The knowledge cutoff is crucial when working with large language models because it defines the limitations of their understanding and knowledge. If you use a model with an outdated knowledge cutoff, the generated output may lack accuracy and relevance to Current information. For example, if the knowledge cutoff is January 2024, any information or events occurring after that date will not be reflected in the model's output. This can lead to misinformation, inaccuracies, or outdated results.
Knowledge cut-off dates for current models
These are the dates of some of the existing models:
GPT-4o: October 2023 (Bing search integration)
GPT-4o-mini: October 2023 (Bing search integration)
Claude: April 2024
Grok3: March 31st, 2024 (self-reported)
GPT o1: October 2023 (Bing search integration)
Perplexity: Uses real-time search
Gemini: Continuous updates
What’s next
As AI evolves rapidly, it makes sense that LLMs will need guardrails, such as a cutoff date for this phase, to ensure that all required resources are managed effectively.
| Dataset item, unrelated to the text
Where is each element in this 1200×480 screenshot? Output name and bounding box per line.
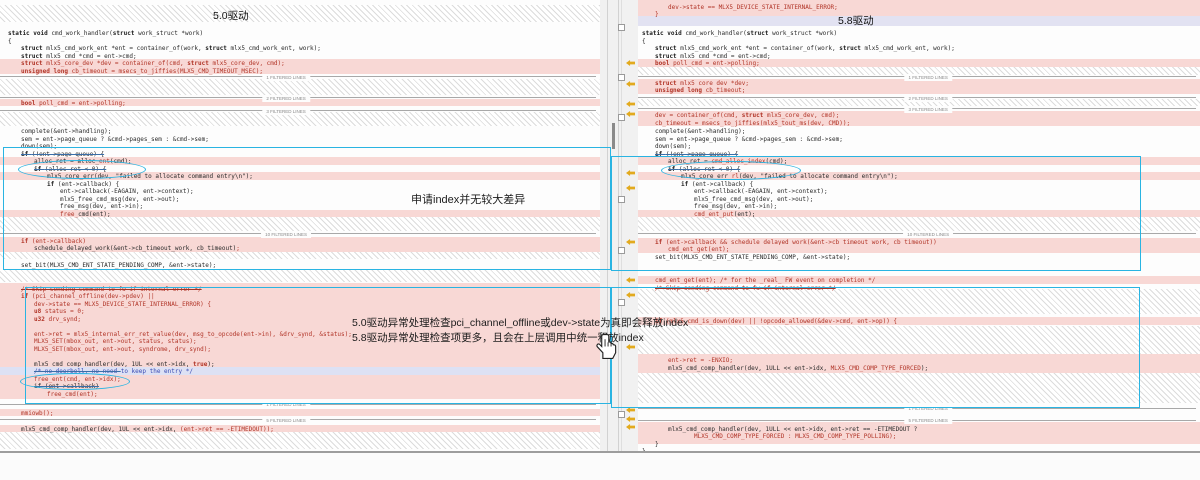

We may eventually see all LLMs seamlessly integrating up-to-the-minute data with high reliability. Perplexity and Gemini already use real-time updates, even if not so accurately, and I suspect others will follow suit. For now, a healthy dose of skepticism and verification remains essential. Whether through structured validation techniques or a simple cross-check, ensuring trust in AI-generated information is ultimately a shared responsibility between users and developers.